Yeah, the conclusion is #1 would need fewer changes than #3.

>
> ...
>
> > > >
> > > > >
> > > > > > 5. We also could define a new FGP flag to return poisoned page, NULL
> > > > > > or error pointer. This also should need significant code change since
> > > > > > a lt callsites need to be contemplated.
> > > > >
> > > > > Could you explain a little more about which callers should use the flag?
> > > >
> > > > Just to solve the above invalidate/truncate problem and page fault
> > > > doesn't expect an error pointer. But it seems the above
> > > > invalidate/truncate paths don't matter. Page fault should be the only
> > > > user since page fault may need unlock the page if poisoned page is
> > > > returned.
>
> Orignally PG_hwpoison is detected in page fault handler for file-backed pages
> like below,
>
>   static vm_fault_t __do_fault(struct vm_fault *vmf)
>   ...
>           ret = vma->vm_ops->fault(vmf);
>           if (unlikely(ret & (VM_FAULT_ERROR | VM_FAULT_NOPAGE | VM_FAULT_RETRY |
>                               VM_FAULT_DONE_COW)))
>                   return ret;
>
>           if (unlikely(PageHWPoison(vmf->page))) {
>                   if (ret & VM_FAULT_LOCKED)
>                           unlock_page(vmf->page);
>                   put_page(vmf->page);
>                   vmf->page = NULL;
>                   return VM_FAULT_HWPOISON;
>           }
>
> so it seems to me that if a filesystem switches to the new scheme of keeping
> error pages in page cache, ->fault() callback for the filesystem needs to be
> aware of hwpoisoned pages inside it and returns VM_FAULT_HWPOISON when it
> detects an error page (maybe by detecting pagecache_get_page() to return
> PTR_ERR(-EIO or -EHWPOISON) or some other ways).  In the other filesystems
> with the old scheme, fault() callback does not return VM_FAULT_HWPOISON so
> that page fault handler falls back to the generic PageHWPoison check above.

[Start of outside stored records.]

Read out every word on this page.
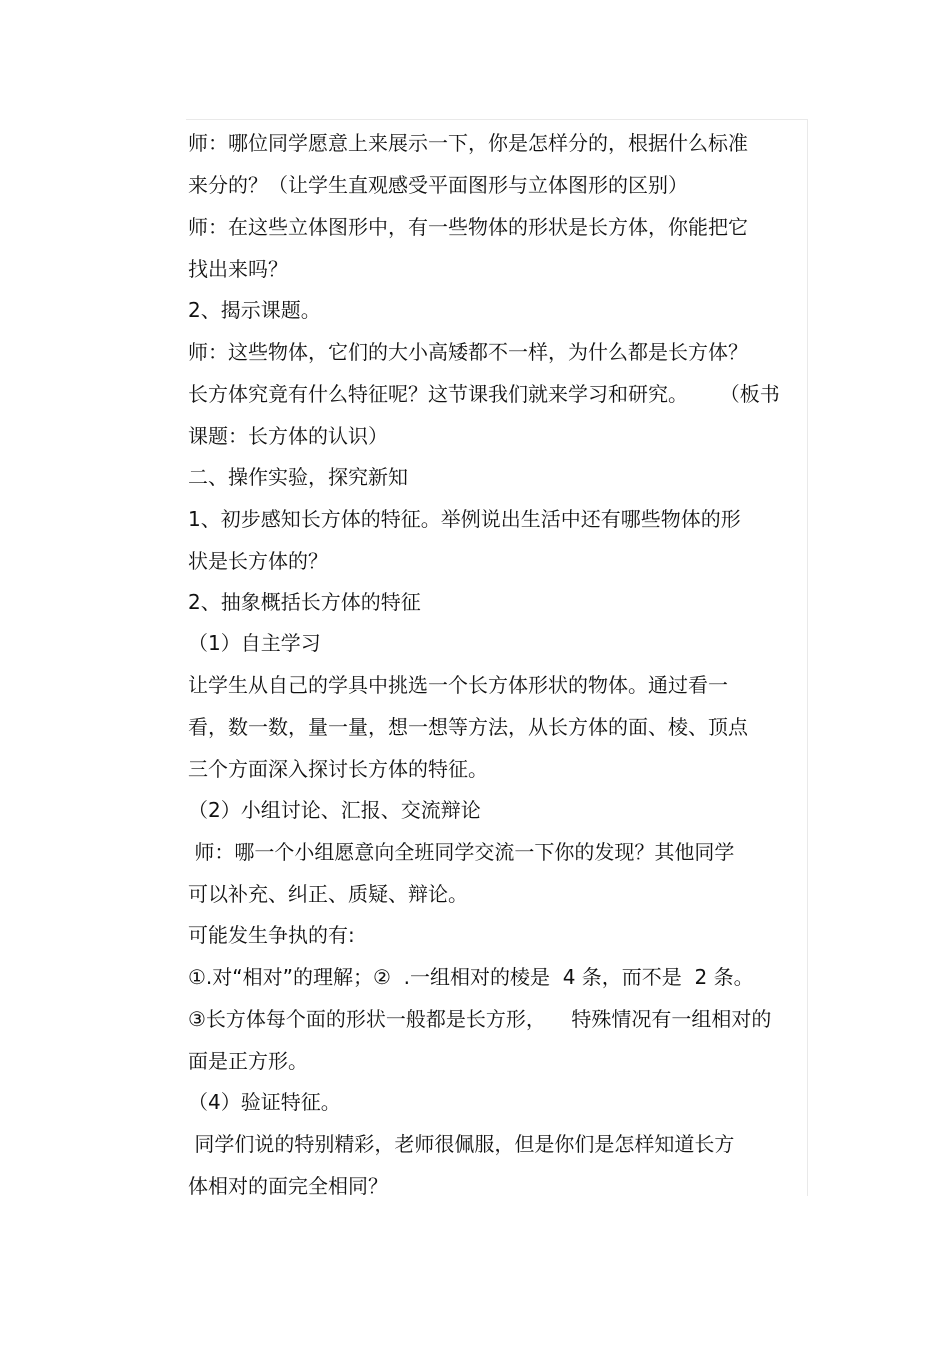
师：哪位同学愿意上来展示一下，你是怎样分的，根据什么标准
来分的？（让学生直观感受平面图形与立体图形的区别）
师：在这些立体图形中，有一些物体的形状是长方体，你能把它
找出来吗？
2、揭示课题。
师：这些物体，它们的大小高矮都不一样，为什么都是长方体？
长方体究竟有什么特征呢？这节课我们就来学习和研究。     （板书
课题：长方体的认识）
二、操作实验，探究新知
1、初步感知长方体的特征。举例说出生活中还有哪些物体的形
状是长方体的？
2、抽象概括长方体的特征
（1）自主学习
让学生从自己的学具中挑选一个长方体形状的物体。通过看一
看，数一数，量一量，想一想等方法，从长方体的面、棱、顶点
三个方面深入探讨长方体的特征。
（2）小组讨论、汇报、交流辩论
师：哪一个小组愿意向全班同学交流一下你的发现？其他同学
可以补充、纠正、质疑、辩论。
可能发生争执的有:
①.对“相对”的理解；②  .一组相对的棱是  4 条，而不是  2 条。
③长方体每个面的形状一般都是长方形，    特殊情况有一组相对的
面是正方形。
（4）验证特征。
同学们说的特别精彩，老师很佩服，但是你们是怎样知道长方
体相对的面完全相同？
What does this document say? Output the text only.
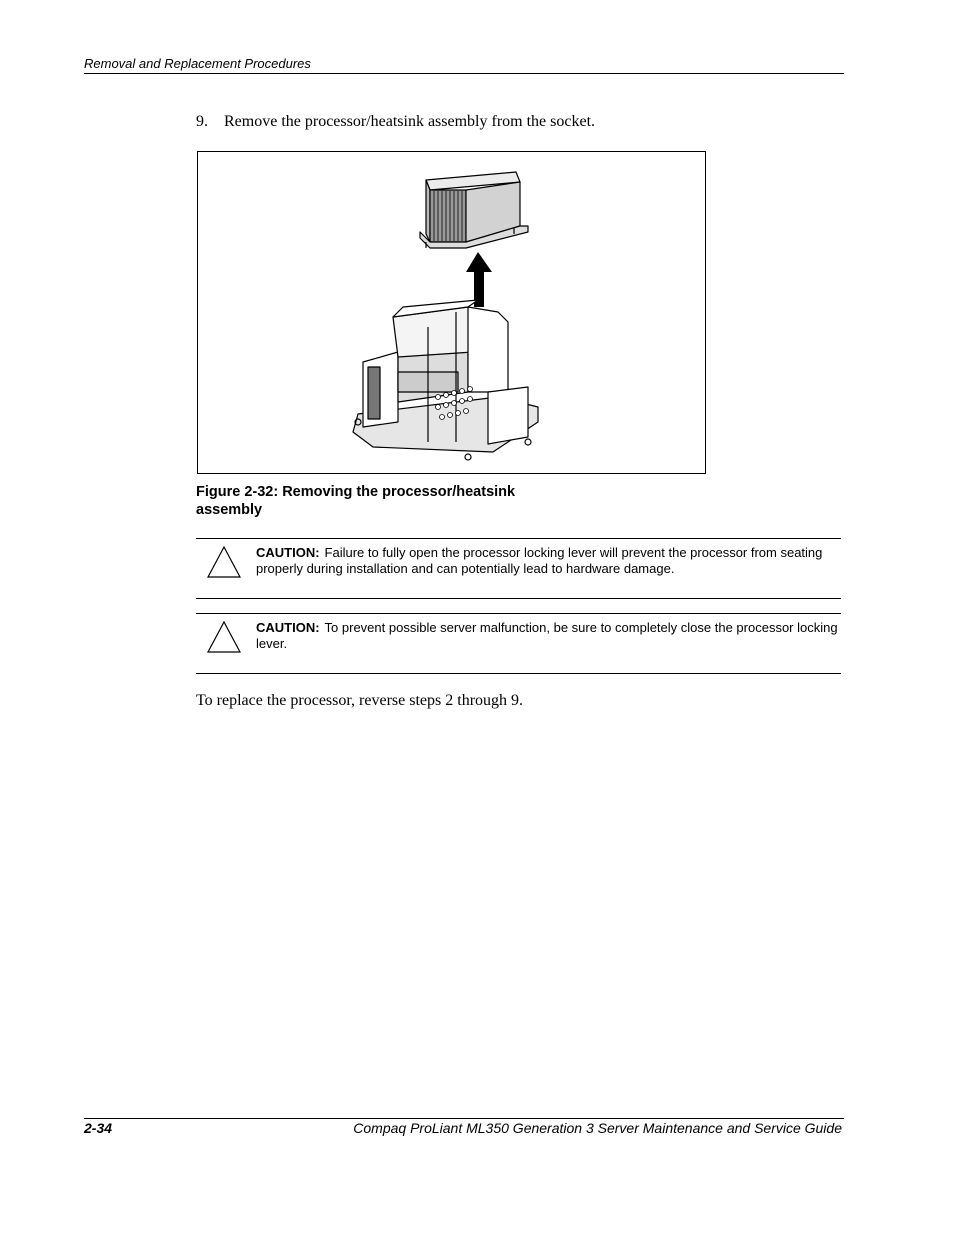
Removal and Replacement Procedures
9. Remove the processor/heatsink assembly from the socket.
Figure 2-32: Removing the processor/heatsink assembly
CAUTION: Failure to fully open the processor locking lever will prevent the processor from seating properly during installation and can potentially lead to hardware damage.
CAUTION: To prevent possible server malfunction, be sure to completely close the processor locking lever.
To replace the processor, reverse steps 2 through 9.
2-34	Compaq ProLiant ML350 Generation 3 Server Maintenance and Service Guide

Yes, exactly. If we return ERR_PTR we need modify the above code
accordingly. But returning the page, no change is required.

>
> > >
> > > It seems page fault check IS_ERR(page) then just return
> > > VM_FAULT_HWPOISON. But I found a couple of places in shmem which want
> > > to return head page then handle subpage or just return the page but
> > > don't care the content of the page. They should ignore hwpoison. So I
> > > guess we'd better to have a FGP flag for such cases.
>
> At least currently thp are supposed to be split before error handling.

Not for file THP.

> We could loosen this assumption to support hwpoison on a subpage of thp,
> but I'm not sure whether that has some benefit.

I don't quite get your point. Currently the hwpoison flag is set on
specific subpage instead of head page.

> And also this discussion makes me aware that we need to have a way to
> prevent hwpoisoned pages from being used to thp collapse operation.

Actually not. The refcount from hwpoison could prevent it from
collapsing. But if we return ERR_PTR (#3) we need extra code in
khugepaged to handle it.

So I realized #1 would require fewer changes. And leaving the page
state check to callers seem reasonable since the callers usually check
other states, e.g. uptodate.

>
> Thanks,
> Naoya Horiguchi